Desde Yucay tomo dos buses y un taxi particular en el pueblo de Maras para arribar a las “ruinas” circulares de Moray. Borges se habría vuelto loco: también este parece un anfiteatro, el escenario ideal para soñar y ser soñado. Es un centro experimental, cuatro galerías de forma elíptica, cada una con andenes de diferentes niveles. Según algunos historiadores y los guías que nos ofrecen el paseo, fue una especie de laboratorio de investigación agrícola. Las alturas propiciaban un ambiente climático diferente en cada nivel. Si estamos a 3550 metros sobre el nivel del mar, el de abajo debía estar a una temperatura similar a la de 2600 metros sobre el nivel del mar, por lo que la variación era mayor a 15 grados centígrados, y los cultivos podían pasar por etapas de aclimatación, temporada tras temporada hasta adaptarse al frío, en un piso de grava, arena y tierra fértil. Eso permitió que sembraran cientos de especies vegetales.
Es muy probable que hayan desarrollado una gran variedad de maíz, de quinua, kiwicha y papa, con un sistema avanzado de filtros subterráneos para riego y almacenamiento del agua de lluvia. También pudo haberse usado como observatorio astronómico. En realidad, nunca los sitios de ciencia estaban separados de la espiritualidad. Me alejo de las terrazas restauradas y voy hacia las que aún se mantienen originales. Me gustaría bajar, pero ahora está prohibido. Solo quiero estar sola, basta de fotos y turistas, necesito concentrarme en el cielo limpio, la cadena montañosa nevada y estos círculos que me intrigan tanto que no dejo de mirarlos.
Un grupo de personas con ropas blancas hacen una meditación en ronda y con los ojos cerrados, me apuro a pasar del otro lado y me acomodo cerca de un letrero que indica que este es el Simamuyu Ccollpaqt’oqo. Todo me parece una ilusión, lo que veo, lo que pienso, ¿cómo puede ser que vivamos en cajas de zapatos en las ciudades cuando existen lugares como este? ¿Por qué no hacemos más terrazas agrícolas y aprendemos a agradecer al sol?
Chinchero
Me apuro para volver, el tiempo es lo que vuela. Tardé más de lo planeado y el taxista me reta por mi demora: "¡Por esperarla perdí un viaje!", me reclama y apenas me dirige la palabra de regreso. No debería, pero las horas siguen su curso. Mañana vence mi boleto turístico y tuve que elegir entre lo que me quedaban por conocer. En el mercado del pueblo, almuerzo un plato de arroz a la cubana, que es arroz blanco y ensalada, acompañados por plátano frito. Mi siguiente destino es Chinchero.

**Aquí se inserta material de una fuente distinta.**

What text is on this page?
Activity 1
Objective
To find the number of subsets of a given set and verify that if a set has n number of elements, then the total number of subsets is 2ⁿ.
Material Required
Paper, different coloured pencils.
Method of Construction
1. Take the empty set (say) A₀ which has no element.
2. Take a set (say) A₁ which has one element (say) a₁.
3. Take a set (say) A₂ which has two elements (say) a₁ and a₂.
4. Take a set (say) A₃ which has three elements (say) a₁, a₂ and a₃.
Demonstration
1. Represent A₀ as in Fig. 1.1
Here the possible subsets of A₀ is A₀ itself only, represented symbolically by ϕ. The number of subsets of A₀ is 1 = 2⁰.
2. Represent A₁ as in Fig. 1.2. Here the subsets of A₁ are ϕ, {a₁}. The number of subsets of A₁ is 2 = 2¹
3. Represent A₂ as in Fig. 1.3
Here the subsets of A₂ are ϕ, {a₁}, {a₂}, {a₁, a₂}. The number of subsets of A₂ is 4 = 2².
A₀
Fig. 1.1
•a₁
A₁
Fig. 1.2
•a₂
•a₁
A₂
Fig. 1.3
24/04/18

El pueblo no es popular para el turismo, pero si se concretara el proyecto de trasladar el aeropuerto que está en medio de la ciudad de Cusco —el Velasco Astete— a esta parte del valle, y si fuera todo lo grande que planean, entonces se transformaría en el lugar de arribo para los que vienen de otros países y ya no lo encontraría tan vacío como hoy.
Es jueves por la tarde y me bajo donde me indica el chofer del bus, cerca de un monumento de los que veo en todos los pueblos y que suele ser representativo de alguna característica del lugar. En este caso, se trata de una mujer con su vestimenta típica, un tejido de lana sobre su mano y un gesto enérgico en su rostro. En el cantero cubierto de flores, un cartel de la municipalidad recuerda: “El jardín es tuyo. Tú eres el jardín”.
Entrego mi ticket para ingresar a la parte histórica del pueblo y a cada paso que doy, más me enamoro. Hay casas de adobe sobre piedra, la mayoría pintadas de blanco y con techo a dos aguas. Subo por las escaleras y miro las artesanías. Veo mochilas, bolsos, toritos de cerámica para la fertilidad, los textiles son tan coloridos como el mismo arcoíris, el k’uychi al que los incas veneraban y que aparecía seguido en época de lluvias. Al lado de la iglesia, las tejedoras me ofrecen más ropa y artesanías, no me alcanzan los ojos ni el dinero para absorber la belleza de los tejidos de alpaca o de oveja teñidos en forma natural.
Esta fue la residencia del inca Túpac Yupanqui, incendiada por los mismos incas para no abandonarla en manos españolas. La iglesia colonial del siglo XVI, que se eleva al cielo de los cristianos, está construida sobre su base. Práctica habitual la de sustitución de idolatrías que, sin embargo, no sirvió para que los nativos se olvidaran de su propia cultura. Todavía cubierta de oro por dentro, la misa se da en quechua. Quedan las hornacinas, algunos muros y rastros de culturas previas, al parecer, los killkes también dejaron su huella.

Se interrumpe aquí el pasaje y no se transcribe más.